A recipient of an NSF CAREER award, Dr. Çatalyürek is the primary investigator of several awards from the Department of Energy, the National Institute of Health, and the National Science Foundation. He has co-authored more than 200 peer-reviewed articles, invited book chapters and papers. His main research areas are in parallel computing, combinatorial scientific computing and biomedical informatics.
Tuo Zhao is an assistant professor in the H. Milton Stewart School of Industrial and Systems Engineering and the school of Computational Science and Engineering (By Courtesy) at Georgia Tech.
His research focuses on developing principled methodologies, nonconvex optimization algorithms and practical theories for machine learning (especially deep learning).
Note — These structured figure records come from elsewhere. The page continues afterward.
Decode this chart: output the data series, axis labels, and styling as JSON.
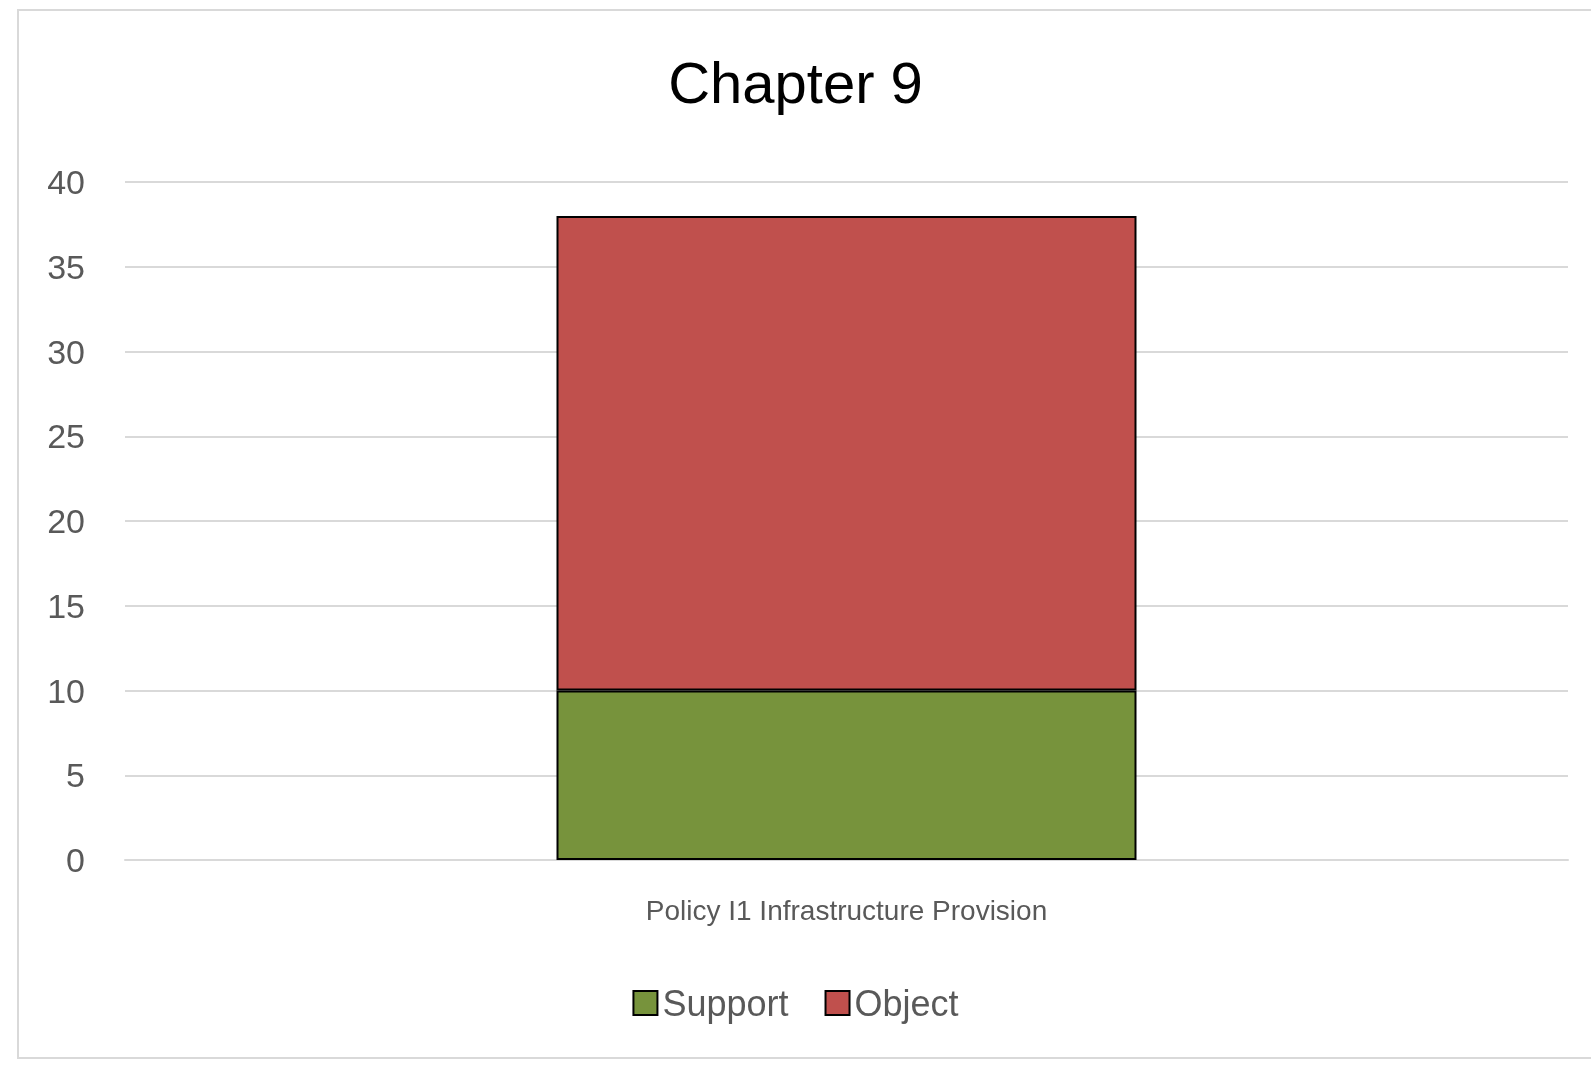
{
  "chart_data": {
    "type": "bar",
    "title": "Chapter 9",
    "categories": [
      "Policy I1 Infrastructure Provision"
    ],
    "series": [
      {
        "name": "Support",
        "color": "#77933c",
        "values": [
          10
        ]
      },
      {
        "name": "Object",
        "color": "#c0504d",
        "values": [
          28
        ]
      }
    ],
    "stacked": true,
    "ylim": [
      0,
      40
    ],
    "yticks": [
      0,
      5,
      10,
      15,
      20,
      25,
      30,
      35,
      40
    ],
    "grid": "y",
    "legend": "bottom"
  }
}
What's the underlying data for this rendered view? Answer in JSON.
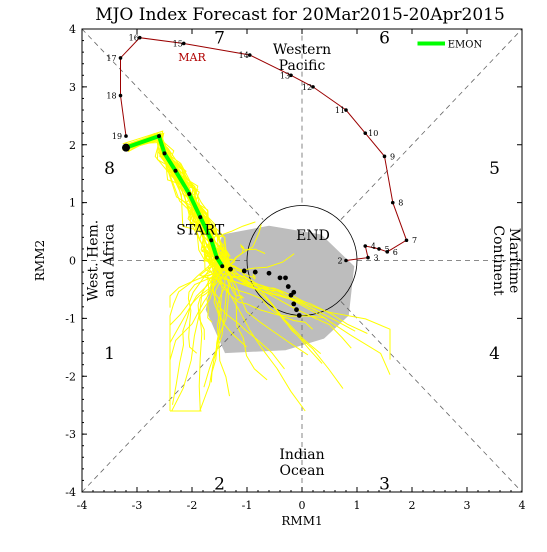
{
  "chart_data": {
    "type": "scatter",
    "title": "MJO Index Forecast for 20Mar2015-20Apr2015",
    "xlabel": "RMM1",
    "ylabel": "RMM2",
    "xlim": [
      -4,
      4
    ],
    "ylim": [
      -4,
      4
    ],
    "x_ticks": [
      "-4",
      "-3",
      "-2",
      "-1",
      "0",
      "1",
      "2",
      "3",
      "4"
    ],
    "y_ticks": [
      "-4",
      "-3",
      "-2",
      "-1",
      "0",
      "1",
      "2",
      "3",
      "4"
    ],
    "grid": false,
    "phases": [
      {
        "label": "1",
        "x": -3.5,
        "y": -1.6
      },
      {
        "label": "2",
        "x": -1.5,
        "y": -3.85
      },
      {
        "label": "3",
        "x": 1.5,
        "y": -3.85
      },
      {
        "label": "4",
        "x": 3.5,
        "y": -1.6
      },
      {
        "label": "5",
        "x": 3.5,
        "y": 1.6
      },
      {
        "label": "6",
        "x": 1.5,
        "y": 3.85
      },
      {
        "label": "7",
        "x": -1.5,
        "y": 3.85
      },
      {
        "label": "8",
        "x": -3.5,
        "y": 1.6
      }
    ],
    "regions": {
      "western_pacific": [
        "Western",
        "Pacific"
      ],
      "indian_ocean": [
        "Indian",
        "Ocean"
      ],
      "maritime_continent": [
        "Maritime",
        "Continent"
      ],
      "west_hem": [
        "West. Hem.",
        "and Africa"
      ]
    },
    "observed": {
      "month_label": "MAR",
      "points": [
        {
          "day": "7",
          "x": 1.9,
          "y": 0.35
        },
        {
          "day": "8",
          "x": 1.65,
          "y": 1.0
        },
        {
          "day": "9",
          "x": 1.5,
          "y": 1.8
        },
        {
          "day": "10",
          "x": 1.15,
          "y": 2.2
        },
        {
          "day": "11",
          "x": 0.8,
          "y": 2.6
        },
        {
          "day": "12",
          "x": 0.2,
          "y": 3.0
        },
        {
          "day": "13",
          "x": -0.2,
          "y": 3.2
        },
        {
          "day": "14",
          "x": -0.95,
          "y": 3.55
        },
        {
          "day": "15",
          "x": -2.15,
          "y": 3.75
        },
        {
          "day": "16",
          "x": -2.95,
          "y": 3.85
        },
        {
          "day": "17",
          "x": -3.3,
          "y": 3.5
        },
        {
          "day": "18",
          "x": -3.3,
          "y": 2.85
        },
        {
          "day": "19",
          "x": -3.2,
          "y": 2.15
        },
        {
          "day": "2",
          "x": 0.8,
          "y": 0.0
        },
        {
          "day": "3",
          "x": 1.2,
          "y": 0.05
        },
        {
          "day": "4",
          "x": 1.15,
          "y": 0.25
        },
        {
          "day": "5",
          "x": 1.4,
          "y": 0.2
        },
        {
          "day": "6",
          "x": 1.55,
          "y": 0.15
        }
      ]
    },
    "ensemble_mean": {
      "name": "EMON",
      "color": "#00ff00",
      "points": [
        [
          -3.2,
          1.95
        ],
        [
          -2.6,
          2.15
        ],
        [
          -2.5,
          1.85
        ],
        [
          -2.3,
          1.55
        ],
        [
          -2.05,
          1.15
        ],
        [
          -1.85,
          0.75
        ],
        [
          -1.65,
          0.35
        ],
        [
          -1.55,
          0.05
        ],
        [
          -1.45,
          -0.1
        ]
      ]
    },
    "forecast_dots": [
      [
        -1.3,
        -0.15
      ],
      [
        -1.05,
        -0.18
      ],
      [
        -0.85,
        -0.2
      ],
      [
        -0.6,
        -0.22
      ],
      [
        -0.4,
        -0.3
      ],
      [
        -0.25,
        -0.45
      ],
      [
        -0.2,
        -0.6
      ],
      [
        -0.15,
        -0.75
      ],
      [
        -0.1,
        -0.85
      ],
      [
        -0.05,
        -0.95
      ],
      [
        -0.3,
        -0.3
      ],
      [
        -0.15,
        -0.55
      ]
    ],
    "labels": {
      "start": "START",
      "end": "END"
    },
    "colors": {
      "observed_line": "#9b0000",
      "ensemble_members": "#ffff00",
      "spread_shade": "#bdbdbd",
      "ensemble_mean": "#00ff00"
    }
  }
}
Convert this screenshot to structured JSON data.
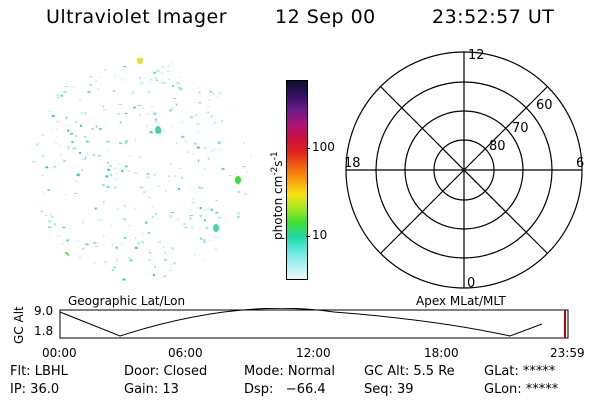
{
  "header": {
    "title": "Ultraviolet Imager",
    "date": "12 Sep 00",
    "time": "23:52:57 UT"
  },
  "colorbar": {
    "unit_label": "photon cm",
    "unit_exp1": "-2",
    "unit_mid": "s",
    "unit_exp2": "-1",
    "ticks": [
      "100",
      "10"
    ],
    "colors": [
      "#101030",
      "#301060",
      "#6a1a8a",
      "#a8147a",
      "#c81040",
      "#e02020",
      "#f06010",
      "#f8a010",
      "#f8e010",
      "#a8e820",
      "#40e030",
      "#20d8a0",
      "#60e8e0",
      "#b0f0f0",
      "#e8fafa"
    ]
  },
  "polar": {
    "labels": {
      "top": "12",
      "left": "18",
      "right": "6",
      "bottom": "0"
    },
    "rings": [
      "60",
      "70",
      "80"
    ]
  },
  "timeline": {
    "left_title": "Geographic Lat/Lon",
    "right_title": "Apex MLat/MLT",
    "y_label": "GC Alt",
    "y_ticks": [
      "9.0",
      "1.8"
    ],
    "x_ticks": [
      "00:00",
      "06:00",
      "12:00",
      "18:00",
      "23:59"
    ]
  },
  "info": {
    "flt": "Flt: LBHL",
    "ip": "IP: 36.0",
    "door": "Door: Closed",
    "gain": "Gain: 13",
    "mode": "Mode: Normal",
    "dsp": "Dsp:   −66.4",
    "gcalt": "GC Alt: 5.5 Re",
    "seq": "Seq: 39",
    "glat": "GLat: *****",
    "glon": "GLon: *****"
  }
}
He is also interested in natural language processing and actively contributing to open source software development for scientific computing.
Tuo Zhao received his Ph.D. degree in Computer Science at Johns Hopkins University in 2016. He was a visiting scholar in the Department of Biostatistics at Johns Hopkins Bloomberg School of Public Health from 2010 to 2012, and the Department of Operations Research and Financial Engineering at Princeton University from 2014 to 2016.
He was the core member of the JHU team winning the INDI ADHD 200 global competition on fMRI imaging-based diagnosis classification in 2011. He received the Google summer of code awards from 2011 to 2014. He received the Siebel scholarship in 2014, the Baidu Fellowship in 2015-2016 and Google Faculty Research Award in 2020. He was the co-recipient of the 2016 ASA Best Student Paper Award on Statistical Computing and the 2016 INFORMS SAS Best Paper Award on Data Mining.